Tech vendors know when they knock on the doors of local politicians to pitch smart cities technologies and promising billions in savings, they are going to find a receptive audience. Big Tech promises what politicians desperately want to hear: that we can address deep-seated, structural urban problems through business-led technological innovation and somehow sidestep the messiness of inclusive politics. Democracy? It just gets in the way.

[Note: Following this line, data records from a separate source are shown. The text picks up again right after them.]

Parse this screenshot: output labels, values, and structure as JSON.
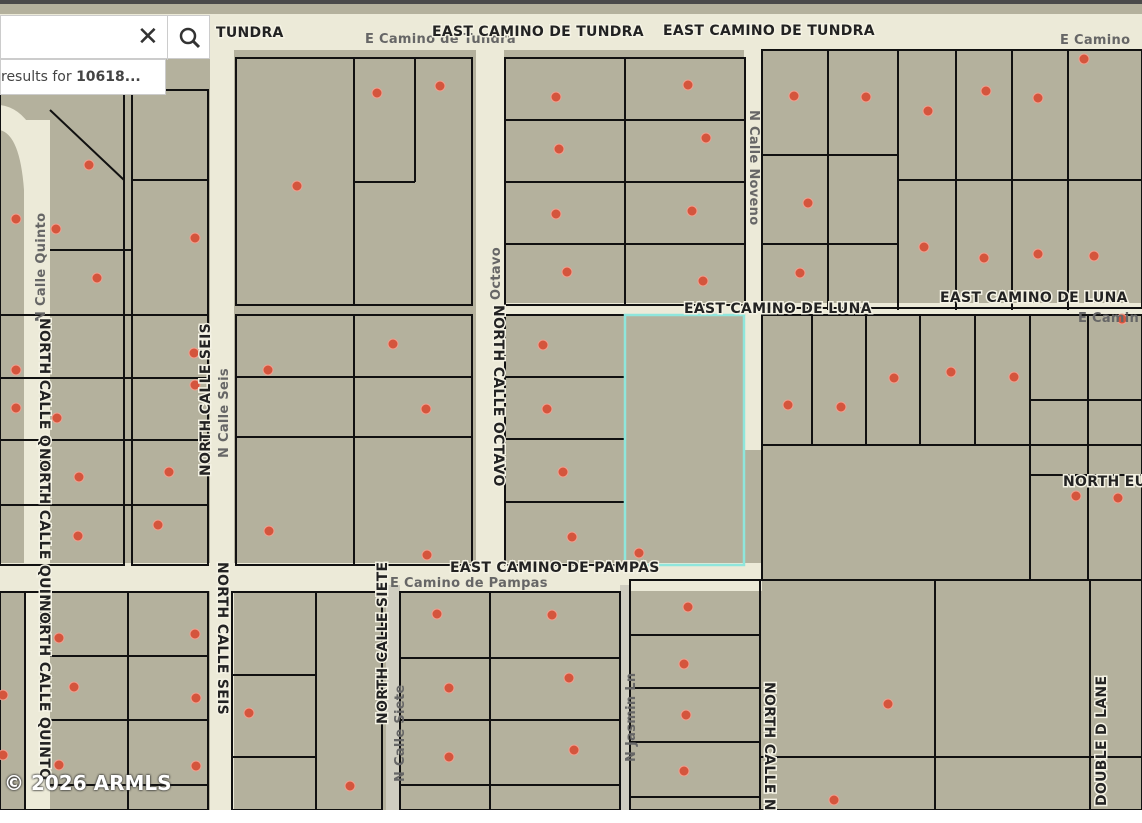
{
  "search": {
    "results_prefix": "results for",
    "query": "10618..."
  },
  "roads": [
    {
      "label": "TUNDRA"
    },
    {
      "label": "E Camino de Tundra"
    },
    {
      "label": "EAST CAMINO DE TUNDRA"
    },
    {
      "label": "EAST CAMINO DE TUNDRA"
    },
    {
      "label": "E Camino"
    },
    {
      "label": "EAST CAMINO DE LUNA"
    },
    {
      "label": "EAST CAMINO DE LUNA"
    },
    {
      "label": "E Camin"
    },
    {
      "label": "NORTH CALLE OCTAVO"
    },
    {
      "label": "Octavo"
    },
    {
      "label": "N Calle Noveno"
    },
    {
      "label": "N Calle Quinto"
    },
    {
      "label": "NORTH CALLE QUINTO"
    },
    {
      "label": "NORTH CALLE QUINTO"
    },
    {
      "label": "NORTH CALLE QUINTO"
    },
    {
      "label": "NORTH CALLE SEIS"
    },
    {
      "label": "N Calle Seis"
    },
    {
      "label": "NORTH CALLE SEIS"
    },
    {
      "label": "EAST CAMINO DE PAMPAS"
    },
    {
      "label": "E Camino de Pampas"
    },
    {
      "label": "NORTH CALLE SIETE"
    },
    {
      "label": "N Calle Siete"
    },
    {
      "label": "N Jasmin Ln"
    },
    {
      "label": "NORTH CALLE N"
    },
    {
      "label": "DOUBLE D LANE"
    },
    {
      "label": "NORTH EU"
    }
  ],
  "copyright": "© 2026 ARMLS"
}
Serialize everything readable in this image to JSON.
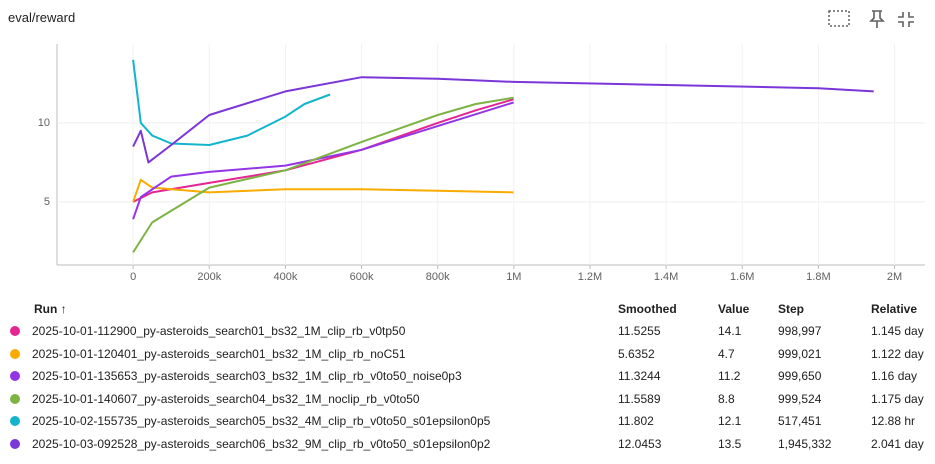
{
  "chart_data": {
    "type": "line",
    "title": "eval/reward",
    "xlim": [
      -200000,
      2080000
    ],
    "ylim": [
      1,
      15
    ],
    "xticks": [
      0,
      {
        "value": 200000,
        "label": "200k"
      },
      {
        "value": 400000,
        "label": "400k"
      },
      {
        "value": 600000,
        "label": "600k"
      },
      {
        "value": 800000,
        "label": "800k"
      },
      {
        "value": 1000000,
        "label": "1M"
      },
      {
        "value": 1200000,
        "label": "1.2M"
      },
      {
        "value": 1400000,
        "label": "1.4M"
      },
      {
        "value": 1600000,
        "label": "1.6M"
      },
      {
        "value": 1800000,
        "label": "1.8M"
      },
      {
        "value": 2000000,
        "label": "2M"
      }
    ],
    "yticks": [
      5,
      10
    ],
    "grid": true,
    "series": [
      {
        "name": "2025-10-01-112900_py-asteroids_search01_bs32_1M_clip_rb_v0tp50",
        "color": "#e52592",
        "x": [
          0,
          50000,
          200000,
          400000,
          600000,
          800000,
          900000,
          998997
        ],
        "values": [
          5.0,
          5.6,
          6.2,
          7.0,
          8.3,
          10.0,
          10.8,
          11.5
        ]
      },
      {
        "name": "2025-10-01-120401_py-asteroids_search01_bs32_1M_clip_rb_noC51",
        "color": "#f9ab00",
        "x": [
          0,
          20000,
          50000,
          200000,
          400000,
          600000,
          800000,
          999021
        ],
        "values": [
          5.0,
          6.4,
          5.9,
          5.6,
          5.8,
          5.8,
          5.7,
          5.6
        ]
      },
      {
        "name": "2025-10-01-135653_py-asteroids_search03_bs32_1M_clip_rb_v0to50_noise0p3",
        "color": "#9334e6",
        "x": [
          0,
          20000,
          100000,
          200000,
          400000,
          600000,
          800000,
          999650
        ],
        "values": [
          3.9,
          5.3,
          6.6,
          6.9,
          7.3,
          8.3,
          9.8,
          11.3
        ]
      },
      {
        "name": "2025-10-01-140607_py-asteroids_search04_bs32_1M_noclip_rb_v0to50",
        "color": "#7cb342",
        "x": [
          0,
          50000,
          200000,
          400000,
          600000,
          800000,
          900000,
          999524
        ],
        "values": [
          1.8,
          3.7,
          5.9,
          7.0,
          8.8,
          10.5,
          11.2,
          11.6
        ]
      },
      {
        "name": "2025-10-02-155735_py-asteroids_search05_bs32_4M_clip_rb_v0to50_s01epsilon0p5",
        "color": "#12b5cb",
        "x": [
          0,
          20000,
          50000,
          100000,
          200000,
          300000,
          400000,
          450000,
          517451
        ],
        "values": [
          14.0,
          10.0,
          9.2,
          8.7,
          8.6,
          9.2,
          10.4,
          11.2,
          11.8
        ]
      },
      {
        "name": "2025-10-03-092528_py-asteroids_search06_bs32_9M_clip_rb_v0to50_s01epsilon0p2",
        "color": "#7b36d9",
        "x": [
          0,
          20000,
          40000,
          100000,
          200000,
          400000,
          600000,
          800000,
          1000000,
          1400000,
          1800000,
          1945332
        ],
        "values": [
          8.5,
          9.5,
          7.5,
          8.6,
          10.5,
          12.0,
          12.9,
          12.8,
          12.6,
          12.4,
          12.2,
          12.0
        ]
      }
    ]
  },
  "table": {
    "headers": [
      "Run ↑",
      "Smoothed",
      "Value",
      "Step",
      "Relative"
    ],
    "rows": [
      [
        "11.5255",
        "14.1",
        "998,997",
        "1.145 day"
      ],
      [
        "5.6352",
        "4.7",
        "999,021",
        "1.122 day"
      ],
      [
        "11.3244",
        "11.2",
        "999,650",
        "1.16 day"
      ],
      [
        "11.5589",
        "8.8",
        "999,524",
        "1.175 day"
      ],
      [
        "11.802",
        "12.1",
        "517,451",
        "12.88 hr"
      ],
      [
        "12.0453",
        "13.5",
        "1,945,332",
        "2.041 day"
      ]
    ]
  }
}
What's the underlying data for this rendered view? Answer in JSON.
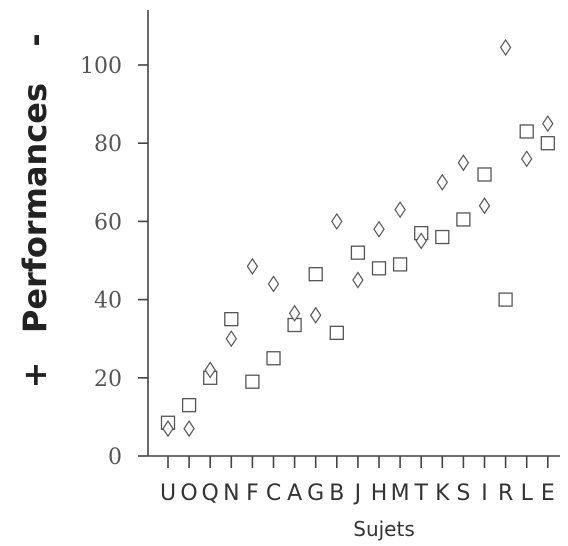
{
  "chart_data": {
    "type": "scatter",
    "title": "",
    "xlabel": "Sujets",
    "ylabel": "Performances",
    "ylabel_top_sign": "-",
    "ylabel_bottom_sign": "+",
    "ylim": [
      0,
      110
    ],
    "yticks": [
      0,
      20,
      40,
      60,
      80,
      100
    ],
    "grid": false,
    "categories": [
      "U",
      "O",
      "Q",
      "N",
      "F",
      "C",
      "A",
      "G",
      "B",
      "J",
      "H",
      "M",
      "T",
      "K",
      "S",
      "I",
      "R",
      "L",
      "E"
    ],
    "series": [
      {
        "marker": "square",
        "values": [
          8.5,
          13,
          20,
          35,
          19,
          25,
          33.5,
          46.5,
          31.5,
          52,
          48,
          49,
          57,
          56,
          60.5,
          72,
          40,
          83,
          80
        ]
      },
      {
        "marker": "diamond",
        "values": [
          7,
          7,
          22,
          30,
          48.5,
          44,
          36.5,
          36,
          60,
          45,
          58,
          63,
          55,
          70,
          75,
          64,
          104.5,
          76,
          85
        ]
      }
    ]
  }
}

Smart cities are all about data. Sure enough, you can measure cities just like you can measure anything else, but the numbers will only tell you what and never why. As Adam Greenfield put it, cities are miracles of self-organization. They’re unpredictable. Financial analysis has shown that New Yorkers prefer Chili’s to ethnic restaurants, but do you know anyone who lives in NYC and says how great the food is at Chili’s? No, because homogenized, prepackaged food doesn’t square with their image of New York as a great international city and cosmopolitan melting pot. Instead, New Yorkers will tell you about this amazing Peruvian or Ukrainian place they stumbled upon, or a fantastic new food cart with Icelandic desserts that shows up on Tuesdays.
Smart city technological solutions don’t explain why New Yorkers might say one thing while the data reveal something different. Their selling point is to put sensors everywhere, measuring every dollar we spend, every mile we commute, every square foot we inhabit. They only care about rows and columns in a spreadsheet. They choose the what over the why.
It’s astonishing how many smart city presentations ignore the people—or the inhabitants, as the industry prefers to say. By their standards, an engaged citizen is an inhabitant who is tracked and measured. In their parlance, a smart city is optimized for machines, not people.
What we get as a result is a Foucault-esque Panopticon, with an all-seeing administrative control system that resembles a war room more than anything else. IBM built one for Rio de Janeiro and it has been compared to a Bond villain’s lair. Centro de Operações Preifetura do Rio de Janeiro (COR) is a dark room filled with 70 people staring at glowing screens filled with data from hidden nodes and cameras. It’s a window on any place or object in Rio. But when a real threat of mudslides came in, the control center’s staff was bickering over how to interpret data instead of responding. In the words of the COR’s then-chief, Pedro Junqueira:
We debated all night whether to send a notice to those communities. We were over the protocol number after which you must decide whether to sound the alarm. We were on the edge, and we’re talking about people’s lives.